As well as this I made new friends and learned new skills that I wouldn’t have otherwise. For example, after a couple of years of attending theatre club, I was made Head of Costumes for our school play which gave me the opportunity to make friends with people in other years who I would not have interacted with before and it helped me become more assertive and confident.
I love the activities I do now and far from losing friends, I’ve gained them! I just wish I’d started earlier instead of wasting time worrying.
3. Learning to communicate better
My friendships throughout high school were always very stable; I prided myself on almost never having arguments with my friends and saw it as proof that we had stronger friendships than anyone else in the year. I was wrong. A much better test of friendship would have been to have arguments and work through them together like other friendship groups did.
Because, although we didn’t realize it then, real friends argue! It sounds obvious now but to my friends and me it wasn’t. So, instead of communicating our issues and trying to solve them, we tended to either bury them or act out through petty and passive-aggressive behavior.
Looking back now, I can see how clearly unhealthy this was and although, we did eventually work out how to argue and be more open with each other, we could have avoided so much drama if this was something we’d done from the start.
4. Being more assertive about the help I needed
As I said earlier in this article, for most of high school, my academic work was not something I needed to put much effort into to do well. So when that stopped working and my results dropped I didn’t know how to deal with it. I was also incredibly ashamed of these new lower results, so instead of asking for the help that I so clearly now needed, I stayed quiet and watched my results drop even lower.

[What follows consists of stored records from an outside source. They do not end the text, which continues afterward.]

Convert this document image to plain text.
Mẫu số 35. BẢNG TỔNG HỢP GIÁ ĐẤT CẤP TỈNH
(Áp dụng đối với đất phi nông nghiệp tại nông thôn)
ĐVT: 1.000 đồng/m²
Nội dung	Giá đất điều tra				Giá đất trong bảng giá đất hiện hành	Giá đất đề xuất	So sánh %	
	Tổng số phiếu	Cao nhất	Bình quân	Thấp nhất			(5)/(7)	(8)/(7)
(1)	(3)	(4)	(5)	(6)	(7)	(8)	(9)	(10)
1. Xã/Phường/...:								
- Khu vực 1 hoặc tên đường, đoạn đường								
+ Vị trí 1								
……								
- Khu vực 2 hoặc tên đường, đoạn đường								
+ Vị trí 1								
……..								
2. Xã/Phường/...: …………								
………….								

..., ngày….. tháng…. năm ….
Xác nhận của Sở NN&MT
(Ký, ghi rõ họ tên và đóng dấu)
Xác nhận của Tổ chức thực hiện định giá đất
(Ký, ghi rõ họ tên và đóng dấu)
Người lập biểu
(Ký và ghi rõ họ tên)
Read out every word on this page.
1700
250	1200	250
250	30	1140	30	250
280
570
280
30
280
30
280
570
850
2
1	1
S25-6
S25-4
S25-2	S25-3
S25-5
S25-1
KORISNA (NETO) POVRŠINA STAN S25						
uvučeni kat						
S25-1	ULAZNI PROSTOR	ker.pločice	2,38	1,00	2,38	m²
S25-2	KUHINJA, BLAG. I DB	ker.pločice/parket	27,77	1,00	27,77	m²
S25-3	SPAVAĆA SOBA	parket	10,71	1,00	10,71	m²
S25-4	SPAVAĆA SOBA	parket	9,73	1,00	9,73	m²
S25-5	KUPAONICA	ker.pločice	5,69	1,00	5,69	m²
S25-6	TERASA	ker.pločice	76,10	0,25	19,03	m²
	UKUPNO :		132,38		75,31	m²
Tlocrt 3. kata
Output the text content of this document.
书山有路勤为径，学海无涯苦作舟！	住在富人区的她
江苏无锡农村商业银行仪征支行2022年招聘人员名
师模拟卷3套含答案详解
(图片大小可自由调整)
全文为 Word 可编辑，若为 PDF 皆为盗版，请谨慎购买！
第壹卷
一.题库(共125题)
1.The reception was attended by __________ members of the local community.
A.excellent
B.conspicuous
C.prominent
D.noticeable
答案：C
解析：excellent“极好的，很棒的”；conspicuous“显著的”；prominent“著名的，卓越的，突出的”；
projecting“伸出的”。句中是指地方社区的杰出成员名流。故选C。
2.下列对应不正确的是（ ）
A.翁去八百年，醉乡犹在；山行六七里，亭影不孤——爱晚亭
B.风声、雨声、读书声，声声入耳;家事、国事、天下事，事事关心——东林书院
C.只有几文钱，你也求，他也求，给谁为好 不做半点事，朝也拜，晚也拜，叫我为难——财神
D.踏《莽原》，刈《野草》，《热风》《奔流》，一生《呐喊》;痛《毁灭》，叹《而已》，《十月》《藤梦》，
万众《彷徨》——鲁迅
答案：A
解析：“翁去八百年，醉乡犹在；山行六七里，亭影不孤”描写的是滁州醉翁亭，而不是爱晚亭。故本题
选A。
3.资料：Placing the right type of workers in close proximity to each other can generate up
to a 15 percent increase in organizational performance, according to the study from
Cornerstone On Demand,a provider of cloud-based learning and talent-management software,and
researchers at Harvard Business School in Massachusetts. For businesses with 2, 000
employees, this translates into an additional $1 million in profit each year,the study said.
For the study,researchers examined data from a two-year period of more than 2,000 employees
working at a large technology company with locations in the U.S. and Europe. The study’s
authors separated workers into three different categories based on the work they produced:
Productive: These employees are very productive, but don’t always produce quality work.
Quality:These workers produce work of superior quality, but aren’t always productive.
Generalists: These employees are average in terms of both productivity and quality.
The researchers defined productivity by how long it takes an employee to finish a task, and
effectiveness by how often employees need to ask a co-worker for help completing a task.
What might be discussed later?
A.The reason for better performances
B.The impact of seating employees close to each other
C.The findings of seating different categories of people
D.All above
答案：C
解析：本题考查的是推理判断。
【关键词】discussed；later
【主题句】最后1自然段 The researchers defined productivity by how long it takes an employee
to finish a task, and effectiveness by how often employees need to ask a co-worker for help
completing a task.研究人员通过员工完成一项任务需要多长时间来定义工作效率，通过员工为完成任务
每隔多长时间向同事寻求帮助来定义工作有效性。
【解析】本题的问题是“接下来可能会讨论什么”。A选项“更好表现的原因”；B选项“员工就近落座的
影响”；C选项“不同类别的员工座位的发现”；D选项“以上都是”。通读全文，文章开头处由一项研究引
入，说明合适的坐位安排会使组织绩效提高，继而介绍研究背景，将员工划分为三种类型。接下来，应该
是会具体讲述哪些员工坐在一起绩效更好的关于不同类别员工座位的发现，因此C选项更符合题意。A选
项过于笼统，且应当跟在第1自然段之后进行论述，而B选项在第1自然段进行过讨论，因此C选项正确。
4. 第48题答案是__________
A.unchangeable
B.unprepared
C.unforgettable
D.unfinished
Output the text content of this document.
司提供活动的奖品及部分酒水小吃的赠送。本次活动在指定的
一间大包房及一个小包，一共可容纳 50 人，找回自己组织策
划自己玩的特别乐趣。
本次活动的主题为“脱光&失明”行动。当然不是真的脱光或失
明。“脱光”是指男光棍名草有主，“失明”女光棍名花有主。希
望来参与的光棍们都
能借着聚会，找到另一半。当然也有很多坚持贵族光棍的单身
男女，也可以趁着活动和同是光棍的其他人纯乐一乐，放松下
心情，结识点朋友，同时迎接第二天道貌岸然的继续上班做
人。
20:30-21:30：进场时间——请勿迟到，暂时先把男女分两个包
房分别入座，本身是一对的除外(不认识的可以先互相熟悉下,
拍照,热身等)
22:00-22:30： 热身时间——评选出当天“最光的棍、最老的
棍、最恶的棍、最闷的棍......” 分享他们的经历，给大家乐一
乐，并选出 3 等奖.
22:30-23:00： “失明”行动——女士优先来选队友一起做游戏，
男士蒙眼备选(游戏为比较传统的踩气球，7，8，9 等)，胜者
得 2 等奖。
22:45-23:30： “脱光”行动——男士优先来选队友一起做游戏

It took my teachers taking the first step and asking me if I needed help, for me to get what I needed. And once I got help, in the form of older student mentors and occasional help sessions with teachers after school, my results started going back up until it got to a point where I didn’t need the extra help anymore.
If I could go back I wish I would’ve asked for help earlier instead of spending so long struggling by myself, because once I got the help I needed I discovered that, far from being judged for needing it, people were actually very positive and encouraging.
5. Looking how I wanted to
I have written before on The Teen Magazine about how my gender identity and expression is something I’ve struggled with; this is something that I wish I’d been more open about in high school. I know that had I had the confidence to wear the more androgynous clothes that I knew made me the most comfortable, my time at high school would have been much easier.
I would have been able to spend more time doing the things I loved instead of wasting it on having meltdowns every time there was a non-uniform day because I hated how I looked in the ultra-feminine clothes I thought I had to wear. And honestly, I think it would have made things easier for the people around me who wouldn’t have had to deal with my acting out because I wasn’t happy.
I wish I could go back and tell my freshman self not to worry about being judged for the clothes or makeup they wore and to just wear whatever makes them feel the most comfortable and happy because it’s actually very hard to judge people who are authentically comfortable in themselves.